Relegation Semi-Finals:
- Gortletteragh 2-6, 2-5 Aughnasheelin, Cloone, 29/9/2019,
- Fenagh St. Caillin's 1-15, 0-6 Dromahair, Drumshambo, 29/9/2019,

Relegation Final:
- Fenagh St. Caillin's 2-17, 1-7 Gortletteragh, Páirc Seán Mac Diarmada, 6/10/2019,

== Knock-Out Stage ==

=== Quarter-finals ===
- Melvin Gaels 0-12, 0-5 St.
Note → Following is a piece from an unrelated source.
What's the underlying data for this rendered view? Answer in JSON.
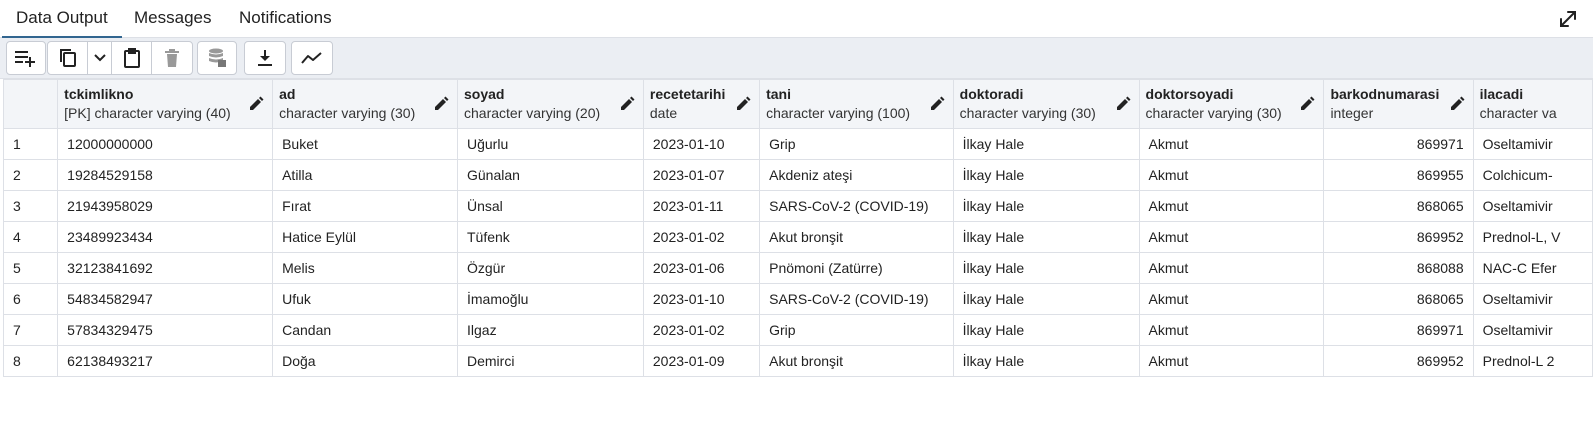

Mary's Kiltoghert, Ballinamore, 15/9/2019,
- Glencar/Manorhamilton 6-16, 2-4 Allen Gaels, Ballinamore, 15/9/2019,
- Ballinamore Seán O'Heslin's 4-21, 0-5 Drumreilly, Páirc Seán Mac Diarmada, 15/9/2019,
- Mohill 1-16, 0-11 Aughawillan, Páirc Seán Mac Diarmada, 15/9/2019,

=== Semi-finals ===
- Glencar/Manorhamilton 0-17, 1-8 Melvin Gaels, Páirc Seán Mac Diarmada, 28/9/2019,
- Ballinamore Seán O'Heslin's 1-14, 0-13 Mohill, Páirc Seán Mac Diarmada, 29/9/2019,

==Championship statistics==

===Miscellaneous===
- Glencar–Manorhamilton win their first title since 2011.